See, the only thing I changed is I removed those two square brackets. That's it.

The difference between the two is that the first uses the list comprehension syntax. This creates an actual Python list object which is passed to the any() function. Since this is a list comprehension every user in the users variable will be evaluated.

The "correct" way I've shown uses a generator comprehension instead. This creates a lazy generator object that evaluates from users one user a time. The function any() in that case can exit upon the first user detected that meets our criteria.

You can also create explicit generator objects in Python using the generator comprehension syntax. The syntax looks like this:

x = (user.is_cool() for user in users if is_prime(user.id))

This creates a generator object. You can't call len() on it. Instead it has some weird methods like .next() defined. If you really want to know the details of how it works read the official Python wiki which explains things in plain English and also refers to the original PEP (which unfortunately does not seem to cover the generator comprehension syntax).

I'll give an extremely easy to follow, simple example.

Consider the following python shell session:

>>> x = [1, 2, 3]
>>> type(x)
<type 'list'>
>>> len(x)
3
>>> x[1]
2

Its just a list. Easy as pie. Here's the generator equivalent:

>>> x = (x for x in [1, 2, 3])
>>> type(x)
<type 'generator'>
>>> len(x)
Traceback (most recent call last):
  File "<stdin>", line 1, in <module>
TypeError: object of type 'generator' has no len()
>>> x.next()
1
>>> x.next()
2
>>> x.next()
3
>>> x.next()
Traceback (most recent call last):
  File "<stdin>", line 1, in <module>
StopIteration>>> x = (x for x in [1, 2, 3])

Clearly something much weirder is going on.
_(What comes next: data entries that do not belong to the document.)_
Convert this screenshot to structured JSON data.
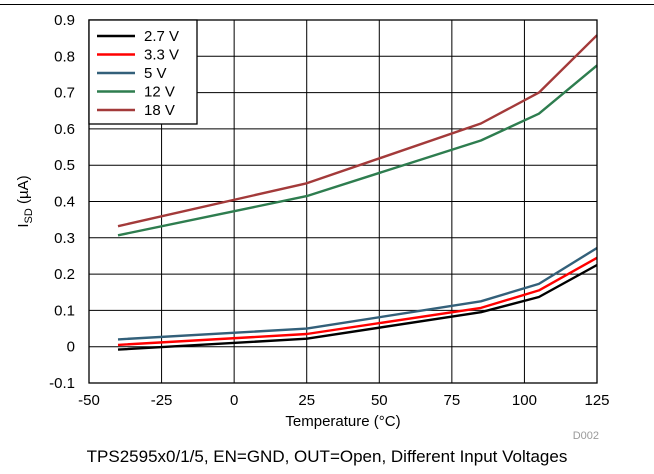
{
  "chart_data": {
    "type": "line",
    "x": [
      -40,
      25,
      85,
      105,
      125
    ],
    "series": [
      {
        "name": "2.7 V",
        "color": "#000000",
        "values": [
          -0.008,
          0.022,
          0.095,
          0.137,
          0.225
        ]
      },
      {
        "name": "3.3 V",
        "color": "#ff0000",
        "values": [
          0.005,
          0.035,
          0.107,
          0.155,
          0.245
        ]
      },
      {
        "name": "5 V",
        "color": "#33607a",
        "values": [
          0.02,
          0.05,
          0.125,
          0.173,
          0.272
        ]
      },
      {
        "name": "12 V",
        "color": "#2e7d4f",
        "values": [
          0.307,
          0.415,
          0.568,
          0.642,
          0.775
        ]
      },
      {
        "name": "18 V",
        "color": "#a33a3a",
        "values": [
          0.332,
          0.45,
          0.615,
          0.7,
          0.858
        ]
      }
    ],
    "xlabel": "Temperature (°C)",
    "ylabel_main": "I",
    "ylabel_sub": "SD",
    "ylabel_unit": " (µA)",
    "xlim": [
      -50,
      125
    ],
    "ylim": [
      -0.1,
      0.9
    ],
    "xticks": [
      -50,
      -25,
      0,
      25,
      50,
      75,
      100,
      125
    ],
    "yticks": [
      -0.1,
      0,
      0.1,
      0.2,
      0.3,
      0.4,
      0.5,
      0.6,
      0.7,
      0.8,
      0.9
    ],
    "xtick_labels": [
      "-50",
      "-25",
      "0",
      "25",
      "50",
      "75",
      "100",
      "125"
    ],
    "ytick_labels": [
      "-0.1",
      "0",
      "0.1",
      "0.2",
      "0.3",
      "0.4",
      "0.5",
      "0.6",
      "0.7",
      "0.8",
      "0.9"
    ],
    "grid": true,
    "legend_position": "top-left",
    "code": "D002"
  },
  "caption": "TPS2595x0/1/5, EN=GND, OUT=Open, Different Input Voltages"
}
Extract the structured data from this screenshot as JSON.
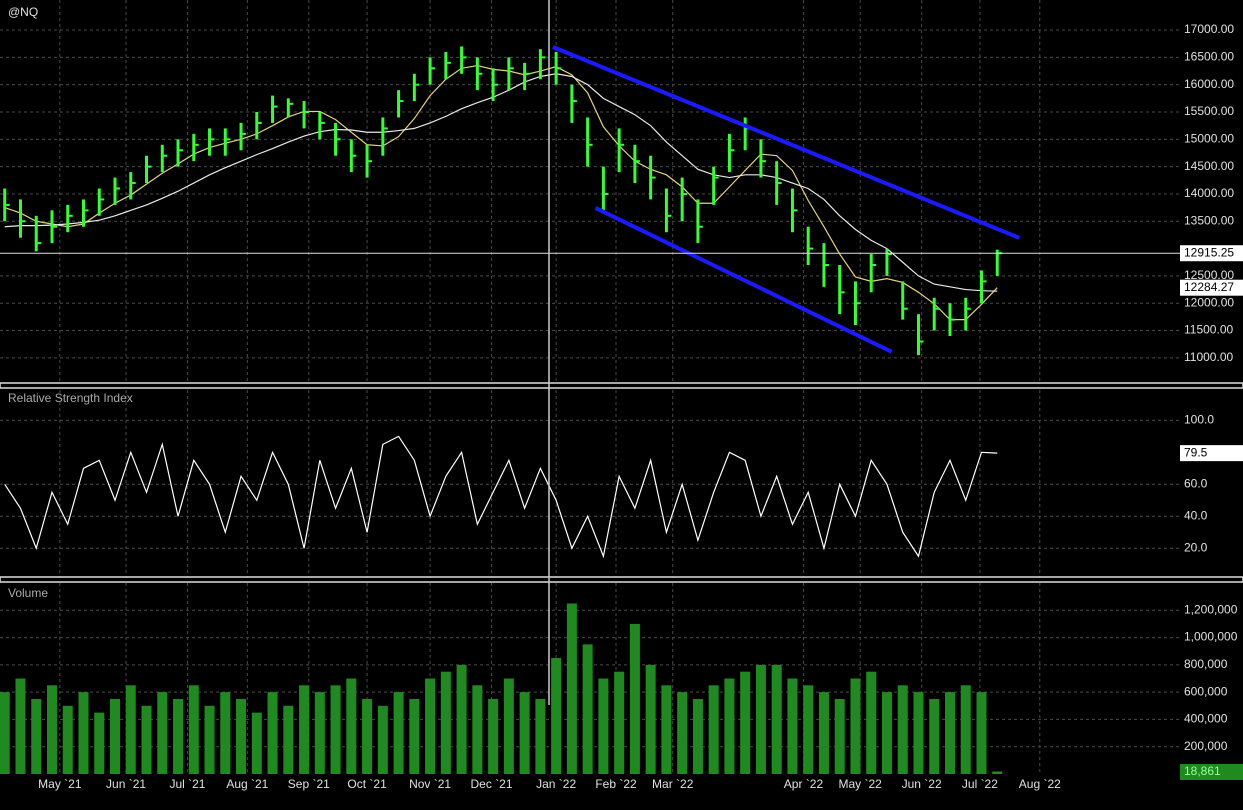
{
  "chart_data": [
    {
      "type": "ohlc",
      "title": "@NQ",
      "color": "#33ff33",
      "high": [
        14100,
        13900,
        13600,
        13700,
        13800,
        13900,
        14100,
        14300,
        14400,
        14700,
        14900,
        15000,
        15100,
        15200,
        15200,
        15300,
        15500,
        15800,
        15750,
        15700,
        15500,
        15300,
        15000,
        14900,
        15400,
        15900,
        16200,
        16500,
        16600,
        16700,
        16500,
        16300,
        16500,
        16400,
        16650,
        16600,
        16000,
        15400,
        14500,
        15200,
        14900,
        14700,
        14100,
        14300,
        13900,
        14500,
        15100,
        15400,
        15000,
        14600,
        14100,
        13400,
        13100,
        12700,
        12400,
        12900,
        13000,
        12400,
        11800,
        12100,
        12000,
        12100,
        12600,
        12980
      ],
      "low": [
        13500,
        13200,
        12950,
        13100,
        13300,
        13400,
        13600,
        13800,
        13900,
        14200,
        14400,
        14500,
        14600,
        14700,
        14700,
        14800,
        15000,
        15300,
        15400,
        15200,
        15000,
        14700,
        14400,
        14300,
        14700,
        15400,
        15700,
        16000,
        16100,
        16200,
        15900,
        15700,
        15900,
        15900,
        16100,
        16000,
        15300,
        14500,
        13700,
        14400,
        14200,
        13900,
        13300,
        13500,
        13100,
        13800,
        14400,
        14800,
        14300,
        13800,
        13300,
        12700,
        12300,
        11800,
        11600,
        12200,
        12500,
        11700,
        11050,
        11500,
        11400,
        11500,
        12000,
        12500
      ],
      "close": [
        13800,
        13500,
        13100,
        13400,
        13600,
        13700,
        13900,
        14100,
        14200,
        14500,
        14700,
        14800,
        14900,
        15000,
        15000,
        15100,
        15300,
        15600,
        15650,
        15500,
        15300,
        15000,
        14700,
        14600,
        15200,
        15700,
        16000,
        16300,
        16400,
        16500,
        16200,
        16000,
        16300,
        16200,
        16500,
        16300,
        15700,
        14900,
        14000,
        14900,
        14600,
        14300,
        13600,
        14000,
        13400,
        14300,
        14800,
        15200,
        14600,
        14200,
        13700,
        13000,
        12700,
        12200,
        12000,
        12700,
        12900,
        11900,
        11300,
        11900,
        11700,
        11900,
        12400,
        12915.25
      ],
      "series": [
        {
          "color": "#e6d27a",
          "values": [
            13750,
            13650,
            13500,
            13450,
            13400,
            13450,
            13650,
            13830,
            13980,
            14180,
            14380,
            14550,
            14730,
            14850,
            14930,
            15000,
            15100,
            15250,
            15410,
            15510,
            15510,
            15360,
            15130,
            14900,
            14880,
            15050,
            15380,
            15800,
            16100,
            16300,
            16350,
            16280,
            16250,
            16180,
            16250,
            16330,
            16180,
            15850,
            15230,
            14880,
            14600,
            14450,
            14350,
            14130,
            13830,
            13830,
            14130,
            14430,
            14730,
            14700,
            14430,
            13880,
            13400,
            12900,
            12480,
            12400,
            12450,
            12380,
            12200,
            11990,
            11700,
            11700,
            11980,
            12284.27
          ]
        },
        {
          "color": "#e8e8e8",
          "values": [
            13400,
            13420,
            13420,
            13430,
            13450,
            13480,
            13520,
            13600,
            13700,
            13800,
            13920,
            14050,
            14200,
            14350,
            14480,
            14600,
            14720,
            14830,
            14950,
            15060,
            15140,
            15180,
            15170,
            15130,
            15130,
            15160,
            15200,
            15300,
            15420,
            15560,
            15670,
            15770,
            15900,
            16050,
            16150,
            16200,
            16150,
            16000,
            15750,
            15600,
            15450,
            15250,
            14950,
            14700,
            14450,
            14350,
            14300,
            14350,
            14350,
            14300,
            14200,
            14100,
            13900,
            13600,
            13350,
            13150,
            13000,
            12750,
            12500,
            12350,
            12300,
            12250,
            12230,
            12220
          ]
        }
      ],
      "trendlines": [
        {
          "color": "#1a1aff",
          "x": [
            34.8,
            64.4
          ],
          "y": [
            16690,
            13195
          ]
        },
        {
          "color": "#1a1aff",
          "x": [
            37.5,
            56.3
          ],
          "y": [
            13744,
            11110
          ]
        }
      ],
      "xlim": [
        -0.3,
        74.6
      ],
      "ylim": [
        10540,
        17550
      ],
      "yticks": [
        {
          "value": 11000,
          "label": "11000.00"
        },
        {
          "value": 11500,
          "label": "11500.00"
        },
        {
          "value": 12000,
          "label": "12000.00"
        },
        {
          "value": 12500,
          "label": "12500.00"
        },
        {
          "value": 13500,
          "label": "13500.00"
        },
        {
          "value": 14000,
          "label": "14000.00"
        },
        {
          "value": 14500,
          "label": "14500.00"
        },
        {
          "value": 15000,
          "label": "15000.00"
        },
        {
          "value": 15500,
          "label": "15500.00"
        },
        {
          "value": 16000,
          "label": "16000.00"
        },
        {
          "value": 16500,
          "label": "16500.00"
        },
        {
          "value": 17000,
          "label": "17000.00"
        }
      ],
      "grid": true
    },
    {
      "type": "line",
      "title": "Relative Strength Index",
      "color": "#ffffff",
      "values": [
        60,
        45,
        20,
        55,
        35,
        70,
        75,
        50,
        80,
        55,
        85,
        40,
        75,
        60,
        30,
        65,
        50,
        80,
        60,
        20,
        75,
        45,
        70,
        30,
        85,
        90,
        75,
        40,
        65,
        80,
        35,
        55,
        75,
        45,
        70,
        50,
        20,
        40,
        15,
        65,
        45,
        75,
        30,
        60,
        25,
        55,
        80,
        75,
        40,
        65,
        35,
        55,
        20,
        60,
        40,
        75,
        60,
        30,
        15,
        55,
        75,
        50,
        80,
        79.5
      ],
      "xlim": [
        -0.3,
        74.6
      ],
      "ylim": [
        2,
        119
      ],
      "yticks": [
        {
          "value": 20,
          "label": "20.0"
        },
        {
          "value": 40,
          "label": "40.0"
        },
        {
          "value": 60,
          "label": "60.0"
        },
        {
          "value": 100,
          "label": "100.0"
        }
      ],
      "grid": true
    },
    {
      "type": "bar",
      "title": "Volume",
      "color": "#1f8a1f",
      "values": [
        600000,
        700000,
        550000,
        650000,
        500000,
        600000,
        450000,
        550000,
        650000,
        500000,
        600000,
        550000,
        650000,
        500000,
        600000,
        550000,
        450000,
        600000,
        500000,
        650000,
        600000,
        650000,
        700000,
        550000,
        500000,
        600000,
        550000,
        700000,
        750000,
        800000,
        650000,
        550000,
        700000,
        600000,
        550000,
        850000,
        1250000,
        950000,
        700000,
        750000,
        1100000,
        800000,
        650000,
        600000,
        550000,
        650000,
        700000,
        750000,
        800000,
        800000,
        700000,
        650000,
        600000,
        550000,
        700000,
        750000,
        600000,
        650000,
        600000,
        550000,
        600000,
        650000,
        600000,
        18861
      ],
      "value_labels": [
        null,
        null,
        null,
        null,
        null,
        null,
        null,
        null,
        null,
        null,
        null,
        null,
        null,
        null,
        null,
        null,
        null,
        null,
        null,
        null,
        null,
        null,
        null,
        null,
        null,
        null,
        null,
        null,
        null,
        null,
        null,
        null,
        null,
        null,
        null,
        null,
        null,
        null,
        null,
        null,
        null,
        null,
        null,
        null,
        null,
        null,
        null,
        null,
        null,
        null,
        null,
        null,
        null,
        null,
        null,
        null,
        null,
        null,
        null,
        null,
        null,
        null,
        null,
        "18,861"
      ],
      "xlim": [
        -0.3,
        74.6
      ],
      "ylim": [
        0,
        1400000
      ],
      "yticks": [
        {
          "value": 200000,
          "label": "200,000"
        },
        {
          "value": 400000,
          "label": "400,000"
        },
        {
          "value": 600000,
          "label": "600,000"
        },
        {
          "value": 800000,
          "label": "800,000"
        },
        {
          "value": 1000000,
          "label": "1,000,000"
        },
        {
          "value": 1200000,
          "label": "1,200,000"
        }
      ],
      "xticks": [
        {
          "value": 3.5,
          "label": "May `21"
        },
        {
          "value": 7.7,
          "label": "Jun `21"
        },
        {
          "value": 11.6,
          "label": "Jul `21"
        },
        {
          "value": 15.4,
          "label": "Aug `21"
        },
        {
          "value": 19.3,
          "label": "Sep `21"
        },
        {
          "value": 23.0,
          "label": "Oct `21"
        },
        {
          "value": 27.0,
          "label": "Nov `21"
        },
        {
          "value": 30.9,
          "label": "Dec `21"
        },
        {
          "value": 35.0,
          "label": "Jan `22"
        },
        {
          "value": 38.8,
          "label": "Feb `22"
        },
        {
          "value": 42.4,
          "label": "Mar `22"
        },
        {
          "value": 50.7,
          "label": "Apr `22"
        },
        {
          "value": 54.3,
          "label": "May `22"
        },
        {
          "value": 58.2,
          "label": "Jun `22"
        },
        {
          "value": 61.9,
          "label": "Jul `22"
        },
        {
          "value": 65.7,
          "label": "Aug `22"
        }
      ],
      "grid": true
    }
  ]
}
Generators are lazily evaluated. Now this case is dumb, because I'm lazily evaluating a non-lazy object (a list) to prove a point.

Here's a more non-obvious and deleterious example (although it's still contrived):

import re

CAPITAL_AT_START = re.compile('^[A-Z]')

# reads the ENTIRE FILE, creates a HUGE list object, and then has to GC it
def any_capitalized_1(filename):
    return any(line.match(CAPITAL_AT_START) for line in open(filename).readlines())


# lazily reads the file, creates less GC pressure
def any_capitalized_2(filename):
    return any(line.match(CAPITAL_AT_START) for line in open(filename))

This example is a little bit more subtle because both are actually using generator comprehensions, but the first is using a generator comprehension over an eagerly evaluated list object, whereas the second is using a generator comprehension over a lazily evaluated generator object.

Here's my real take away. Any time you see any([...]) or all([...]) you should be very suspicious that the square brackets are necessary. You can almost always remove them and get code that runs faster, uses less memory, and saves a whole two bytes of disk space!